‘Of course not,’ said Yarvi, walking on and leaving more of his many guards to clear away the crowd. ‘Respect soon blows away in a storm. Fear has far deeper roots.’
Teams of thralls crawled among the ruins, struggling under the ready whips of chain-masters, working to restore the city to the way it had been before the sack. Some of them, Koll was sure, were folk who’d stood high in the favour of Grandmother Wexen. Now they found that the higher you climbed, the further there was to fall.
It made Koll wonder whether they’d really changed the world so much for all that blood shed. Different folk wearing the collars, maybe, and different folk holding the chains, but life was still life. Same questions. Same answers.
‘You are unusually quiet,’ said Grandfather Yarvi as they walked on towards the docks.
‘Sometimes you work so hard for something that when it comes you hardly know what to do with it.’
‘Victory rarely feels much of a victory, in the end.’ Yarvi’s eyes slid sideways and it seemed, as ever, that he could see straight into Koll’s thoughts. ‘Is that all, though?’
‘There’s something that’s been … well … bothering me.’ It had in fact been burning a hole through Koll’s mind since the day it happened.
‘You’ve never been one to keep your worries to yourself.’
Koll twisted his neck and felt the reassuring rattle of the storekeeper’s weights under his shirt. ‘My mother always told me honesty was a man’s best shield.’
‘Fine advice, as your mother’s always was.
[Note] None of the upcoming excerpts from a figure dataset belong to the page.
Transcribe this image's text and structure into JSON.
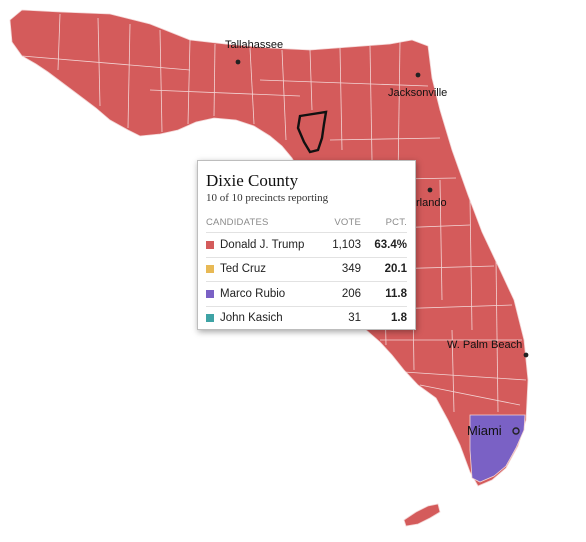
{
  "map": {
    "colors": {
      "trump": "#d45b5b",
      "rubio": "#7a61c5",
      "borders": "#f3d4d4",
      "selected_outline": "#111111"
    },
    "cities": [
      {
        "name": "Tallahassee",
        "size": "small"
      },
      {
        "name": "Jacksonville",
        "size": "small"
      },
      {
        "name": "Orlando",
        "size": "small",
        "partially_hidden": true
      },
      {
        "name": "W. Palm Beach",
        "size": "small"
      },
      {
        "name": "Miami",
        "size": "large"
      }
    ],
    "orlando_visible_text": "rlando"
  },
  "tooltip": {
    "county": "Dixie County",
    "precincts": "10 of 10 precincts reporting",
    "headers": {
      "candidates": "CANDIDATES",
      "vote": "VOTE",
      "pct": "PCT."
    },
    "rows": [
      {
        "name": "Donald J. Trump",
        "votes": "1,103",
        "pct": "63.4%",
        "color": "#d45b5b"
      },
      {
        "name": "Ted Cruz",
        "votes": "349",
        "pct": "20.1",
        "color": "#e8b955"
      },
      {
        "name": "Marco Rubio",
        "votes": "206",
        "pct": "11.8",
        "color": "#7a61c5"
      },
      {
        "name": "John Kasich",
        "votes": "31",
        "pct": "1.8",
        "color": "#3ea3a5"
      }
    ]
  }
}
Be honest, then.’
‘Grandmother Wexen …’ He picked at a fingernail. ‘She said she didn’t send the men who burned Skifr’s family.’
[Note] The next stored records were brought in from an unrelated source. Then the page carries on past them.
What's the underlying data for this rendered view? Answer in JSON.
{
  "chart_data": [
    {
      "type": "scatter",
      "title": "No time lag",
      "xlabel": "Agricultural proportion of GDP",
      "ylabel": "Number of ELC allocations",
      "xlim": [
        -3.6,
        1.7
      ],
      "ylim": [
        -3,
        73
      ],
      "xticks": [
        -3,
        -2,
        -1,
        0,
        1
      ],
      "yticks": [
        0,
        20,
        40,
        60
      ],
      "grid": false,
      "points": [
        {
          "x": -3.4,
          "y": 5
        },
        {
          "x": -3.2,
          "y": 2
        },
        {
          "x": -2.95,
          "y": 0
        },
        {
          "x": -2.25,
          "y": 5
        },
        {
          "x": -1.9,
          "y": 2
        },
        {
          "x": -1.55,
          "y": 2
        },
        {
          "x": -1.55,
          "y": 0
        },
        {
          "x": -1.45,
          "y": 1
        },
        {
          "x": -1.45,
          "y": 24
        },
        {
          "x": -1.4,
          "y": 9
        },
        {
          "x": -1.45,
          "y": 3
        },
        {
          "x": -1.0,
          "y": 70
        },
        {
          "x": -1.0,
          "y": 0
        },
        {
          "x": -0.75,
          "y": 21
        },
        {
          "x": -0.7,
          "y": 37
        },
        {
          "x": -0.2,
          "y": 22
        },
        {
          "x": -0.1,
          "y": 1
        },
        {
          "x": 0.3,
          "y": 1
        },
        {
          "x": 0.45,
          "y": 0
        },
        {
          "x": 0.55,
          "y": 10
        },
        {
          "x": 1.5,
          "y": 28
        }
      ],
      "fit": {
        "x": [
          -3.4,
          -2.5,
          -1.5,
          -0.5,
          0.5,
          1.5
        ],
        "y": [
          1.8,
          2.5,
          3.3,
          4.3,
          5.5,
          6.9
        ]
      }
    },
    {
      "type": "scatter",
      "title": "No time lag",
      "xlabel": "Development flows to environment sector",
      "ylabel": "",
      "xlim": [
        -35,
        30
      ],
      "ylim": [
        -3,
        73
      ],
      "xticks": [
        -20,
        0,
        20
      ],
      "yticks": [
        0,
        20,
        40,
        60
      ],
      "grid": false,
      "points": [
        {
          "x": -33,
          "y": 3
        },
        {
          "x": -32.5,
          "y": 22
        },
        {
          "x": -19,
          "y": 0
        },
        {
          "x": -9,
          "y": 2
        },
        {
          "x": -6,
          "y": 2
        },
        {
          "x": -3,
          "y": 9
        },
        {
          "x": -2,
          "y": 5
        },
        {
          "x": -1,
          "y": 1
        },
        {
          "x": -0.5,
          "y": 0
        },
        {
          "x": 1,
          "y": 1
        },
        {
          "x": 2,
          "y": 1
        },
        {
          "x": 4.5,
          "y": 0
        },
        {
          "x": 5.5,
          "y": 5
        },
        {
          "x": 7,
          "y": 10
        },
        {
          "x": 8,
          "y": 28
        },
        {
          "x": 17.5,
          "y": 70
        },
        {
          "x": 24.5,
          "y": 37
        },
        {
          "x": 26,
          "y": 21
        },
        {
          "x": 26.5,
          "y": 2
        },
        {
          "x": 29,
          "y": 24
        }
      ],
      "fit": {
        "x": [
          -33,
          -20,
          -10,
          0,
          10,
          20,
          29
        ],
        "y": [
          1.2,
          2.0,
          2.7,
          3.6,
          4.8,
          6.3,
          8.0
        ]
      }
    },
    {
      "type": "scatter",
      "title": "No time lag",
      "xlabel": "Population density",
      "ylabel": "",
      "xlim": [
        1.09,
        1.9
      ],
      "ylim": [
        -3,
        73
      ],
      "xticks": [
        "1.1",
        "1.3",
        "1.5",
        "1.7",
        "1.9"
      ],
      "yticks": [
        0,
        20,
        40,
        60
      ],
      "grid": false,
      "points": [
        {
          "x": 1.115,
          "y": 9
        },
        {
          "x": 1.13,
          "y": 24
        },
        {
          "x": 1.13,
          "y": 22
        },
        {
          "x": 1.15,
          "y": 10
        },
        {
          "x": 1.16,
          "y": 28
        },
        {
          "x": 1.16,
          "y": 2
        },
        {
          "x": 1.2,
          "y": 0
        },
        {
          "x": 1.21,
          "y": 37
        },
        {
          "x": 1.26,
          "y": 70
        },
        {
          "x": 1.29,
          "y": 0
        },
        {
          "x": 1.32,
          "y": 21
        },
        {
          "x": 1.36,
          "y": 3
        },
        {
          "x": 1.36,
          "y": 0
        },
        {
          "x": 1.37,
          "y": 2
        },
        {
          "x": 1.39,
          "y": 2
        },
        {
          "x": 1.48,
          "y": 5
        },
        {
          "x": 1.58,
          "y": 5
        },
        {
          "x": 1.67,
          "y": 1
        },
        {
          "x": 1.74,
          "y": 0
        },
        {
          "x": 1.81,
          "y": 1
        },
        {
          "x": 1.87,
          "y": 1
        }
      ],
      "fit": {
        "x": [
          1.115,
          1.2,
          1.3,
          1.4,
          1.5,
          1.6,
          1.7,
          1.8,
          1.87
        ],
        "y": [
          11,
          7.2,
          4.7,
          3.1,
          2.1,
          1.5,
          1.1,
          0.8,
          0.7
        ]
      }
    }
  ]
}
Yarvi peered at Koll down his nose. He seemed to peer from a long way up, since he became Grandfather of the Ministry. ‘A lie. Like the lie about there being a traitor within our alliance. Grandmother Wexen knew how to sow discord among her enemies. Now she does it from beyond the Last Door.’
‘Maybe …’ Koll pressed the tips of his forefingers together so they turned blotchy white. Every word was an effort. ‘Ask who benefits, you always told me.’
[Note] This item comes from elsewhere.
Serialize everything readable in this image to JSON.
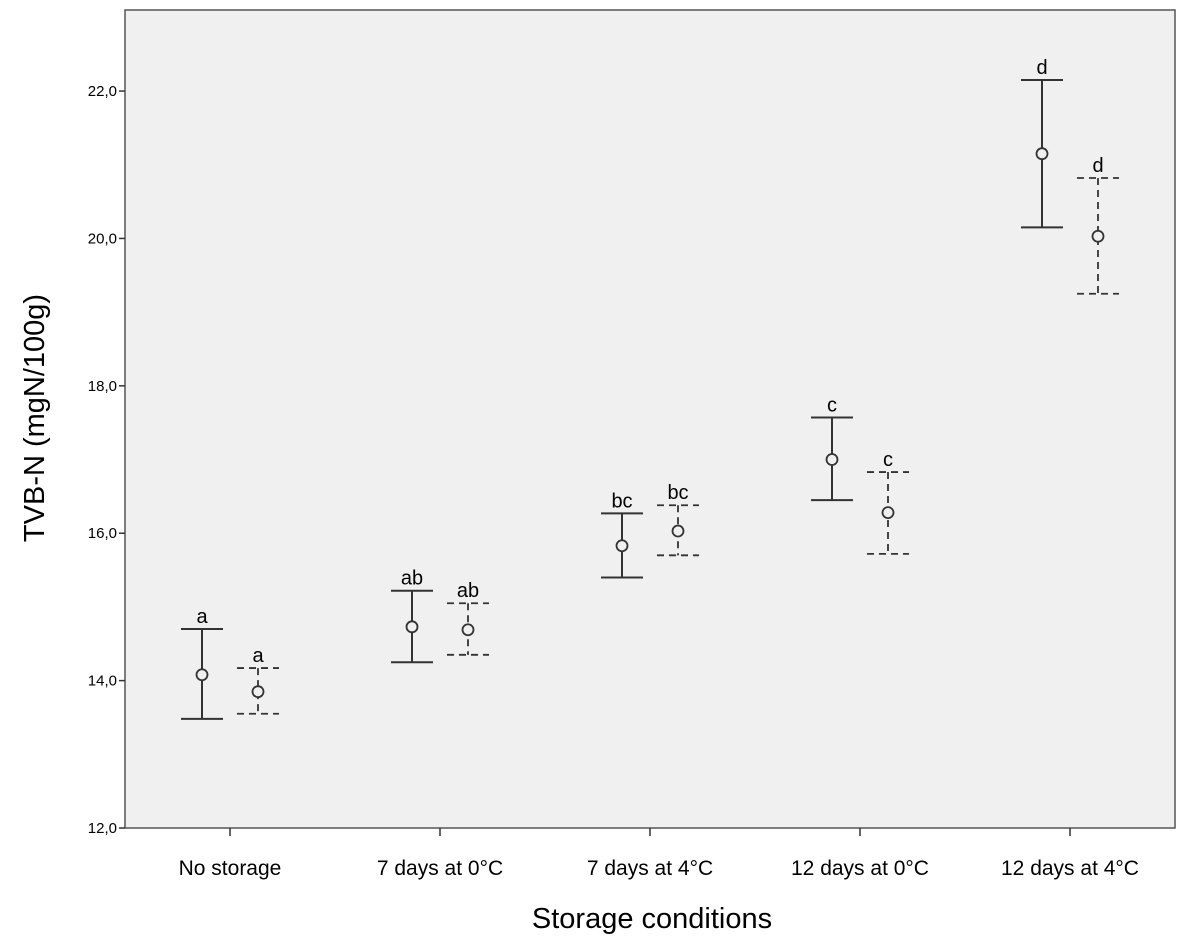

Grandfather Yarvi came to a sudden halt and Koll heard the guards halt with him. He could see their shadows stretching out towards him on the cobblestones. The shadows of the elf-weapons they carried. ‘And who benefits?’
‘You do,’ croaked Koll, not looking up from his fingers, and added in a rush, ‘or we do. Gettland. All of us. Without that hall-burning Skifr would not have come north. Without Skifr there would have been no journey to Strokom. Without the journey to Strokom, no elf-weapons. Without elf-weapons, no victory at Bail’s Point. Without victory at Bail’s Point—’
The weight of Father Yarvi’s bad hand on his shoulder put a stop to Koll’s blathering. ‘The future is a land wrapped in fog. Do you really think I could have planned all that?’
‘Perhaps …’
‘Then you flatter and insult me both at once. I have always said that power means having one shoulder in the shadows. But not both, Koll. Skifr was our friend. Do you really think I could send men to kill her? To burn her children?’
Looking into his pale eyes then, Koll wondered whether there was anything the First of Ministers would not do. But he had no more evidence than Mother Scaer, and even less chance of getting satisfaction. He forced a quick smile onto his face, and shook his head. ‘Of course not. It just … bothered me, is all.’
Father Yarvi turned away. ‘Well, you cannot be so easily bothered if you are to take my place as Minister of Gettland.’ He tossed it out like a trainer might a bone and, sure enough, Koll chased after it like an eager puppy.
‘Me?’ He hurried to catch up, his voice gone high as a little girl’s. ‘Minister of Gettland?’
‘You are the same age I was when I took up Mother Gundring’s staff. I know you do not quite believe in yourself, but I believe in you. It is high time you took your test, and swore your oath, and became a minister. You will sit beside the Black Chair, and be Father Koll, and your birthright will be the plants and the books and the soft word spoken.’
Everything he’d wanted. Respect, and authority, and his talents put to use. Father Koll. The best man he could be. So why did the thought fill him with dread?
The docks crawled with humanity, people bargaining, arguing and threatening in six languages Koll knew and at least six he didn’t, ships tangling at the wharves, tangling with each other as they came and went, oars clashing and scraping.
Many were leaving Skekenhouse in the murk of mistrust that had followed Gorm’s death. The Shends had already cleared out with their plunder, grumbling at getting only a part of what they were promised. The Throvenmen were heading home to rebuild their broken farms, their broken towns, their broken country. Without the chain of Gorm’s fame binding them the Vanstermen were splintering into factions already, racing back to safeguard what was theirs or set about taking what was someone else’s before winter gripped the north.